Ces objections portent sur deux points centraux : la rémunération des avocats, jugée excessive, et les versements prévus pour les auteurs concernés, qualifiés de "dérisoires" par certains plaignants. Des membres du collectif ont également adressé des lettres à la juge, affirmant que l'équipe juridique des auteurs cherchait à les empêcher de faire entendre leurs objections de manière équitable. Martinez-Olguin, plutôt que d'entériner rapidement l'accord, a choisi d'examiner sérieusement ces griefs avant de se prononcer, signalant que le consentement des plaignants ne peut pas être ignoré au profit d'un règlement expéditif.

Cet accord s'inscrit dans une vague de procédures judiciaires qui opposent depuis plusieurs années les grandes entreprises d'IA aux titulaires de droits d'auteur, notamment des auteurs, des musiciens et des journalistes. Anthropic, comme ses concurrents OpenAI et Meta, fait face à des accusations d'avoir massivement aspiré des oeuvres protégées pour constituer les jeux de données d'entraînement de leurs modèles. Le montant de 1,5 milliard de dollars témoigne de l'ampleur du contentieux, mais les dissensions internes parmi les plaignants révèlent les tensions entre les stratégies des cabinets d'avocats spécialisés dans les recours collectifs et les intérêts réels des créateurs individuels. La décision finale de la juge pourrait redéfinir les standards des futurs règlements dans ce secteur en pleine effervescence juridique.

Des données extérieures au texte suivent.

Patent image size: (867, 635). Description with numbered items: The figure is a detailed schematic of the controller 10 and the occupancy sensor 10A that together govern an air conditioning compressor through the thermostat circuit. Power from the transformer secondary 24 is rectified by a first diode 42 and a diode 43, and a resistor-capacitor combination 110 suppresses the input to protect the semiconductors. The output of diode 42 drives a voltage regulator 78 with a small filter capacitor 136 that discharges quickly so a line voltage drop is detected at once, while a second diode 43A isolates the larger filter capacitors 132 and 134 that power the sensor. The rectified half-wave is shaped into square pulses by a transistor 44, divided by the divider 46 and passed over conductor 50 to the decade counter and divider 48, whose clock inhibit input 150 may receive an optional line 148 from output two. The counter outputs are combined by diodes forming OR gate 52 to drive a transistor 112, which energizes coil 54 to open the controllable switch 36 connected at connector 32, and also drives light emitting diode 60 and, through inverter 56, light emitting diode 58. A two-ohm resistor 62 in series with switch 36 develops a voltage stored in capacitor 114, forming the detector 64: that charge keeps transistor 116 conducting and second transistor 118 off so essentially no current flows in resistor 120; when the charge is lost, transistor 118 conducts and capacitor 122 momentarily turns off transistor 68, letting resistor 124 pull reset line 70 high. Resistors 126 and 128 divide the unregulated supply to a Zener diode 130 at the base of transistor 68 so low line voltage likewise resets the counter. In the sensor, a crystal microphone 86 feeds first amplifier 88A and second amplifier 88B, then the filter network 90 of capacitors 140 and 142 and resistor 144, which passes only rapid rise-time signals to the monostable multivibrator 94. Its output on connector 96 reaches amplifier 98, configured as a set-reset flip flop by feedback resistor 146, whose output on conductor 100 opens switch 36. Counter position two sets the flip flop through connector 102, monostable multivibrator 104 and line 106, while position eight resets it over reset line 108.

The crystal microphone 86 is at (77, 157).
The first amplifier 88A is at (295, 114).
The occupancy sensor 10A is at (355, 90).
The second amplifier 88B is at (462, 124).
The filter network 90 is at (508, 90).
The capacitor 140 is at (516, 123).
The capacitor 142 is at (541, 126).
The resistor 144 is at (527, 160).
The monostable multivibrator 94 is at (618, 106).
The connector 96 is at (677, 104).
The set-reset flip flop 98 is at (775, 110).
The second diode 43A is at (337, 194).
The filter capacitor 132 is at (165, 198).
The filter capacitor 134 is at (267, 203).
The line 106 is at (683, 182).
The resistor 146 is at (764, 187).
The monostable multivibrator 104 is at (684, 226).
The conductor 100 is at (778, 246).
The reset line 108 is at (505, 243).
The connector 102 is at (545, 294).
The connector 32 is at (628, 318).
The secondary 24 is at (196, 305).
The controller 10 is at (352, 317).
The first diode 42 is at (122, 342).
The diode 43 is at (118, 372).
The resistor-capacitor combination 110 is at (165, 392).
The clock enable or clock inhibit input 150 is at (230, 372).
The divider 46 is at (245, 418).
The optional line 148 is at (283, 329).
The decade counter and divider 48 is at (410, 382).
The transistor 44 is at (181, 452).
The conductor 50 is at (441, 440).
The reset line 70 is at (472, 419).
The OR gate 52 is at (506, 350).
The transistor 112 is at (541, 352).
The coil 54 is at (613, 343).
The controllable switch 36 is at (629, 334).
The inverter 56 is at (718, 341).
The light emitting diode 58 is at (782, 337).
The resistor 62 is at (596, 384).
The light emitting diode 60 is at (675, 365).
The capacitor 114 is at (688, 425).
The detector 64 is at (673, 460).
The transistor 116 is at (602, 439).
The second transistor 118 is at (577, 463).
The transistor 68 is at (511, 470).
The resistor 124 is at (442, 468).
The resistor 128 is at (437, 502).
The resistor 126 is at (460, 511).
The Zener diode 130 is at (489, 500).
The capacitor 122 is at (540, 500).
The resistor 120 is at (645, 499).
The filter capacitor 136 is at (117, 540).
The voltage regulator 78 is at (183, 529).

Impact France / UEChamp produit par Le Fil IA

Cette affaire pourrait faire jurisprudence et peser sur les futures procédures judiciaires européennes concernant l'utilisation d'œuvres protégées pour l'entraînement de modèles d'IA, un débat également ouvert dans le cadre de l'AI Act.

Notre lecture

1,5 milliard, ça impressionne, mais ce que je trouve révélateur c'est que les avocats des plaignants cherchent à faire taire leurs propres clients. La juge a eu raison de bloquer: quand les créateurs eux-mêmes jugent l'accord "dérisoire", ça dit tout sur l'écart entre les intérêts des cabinets et ceux qu'ils représentent. Reste à voir si la version 2 du deal sera meilleure, ou juste mieux emballée.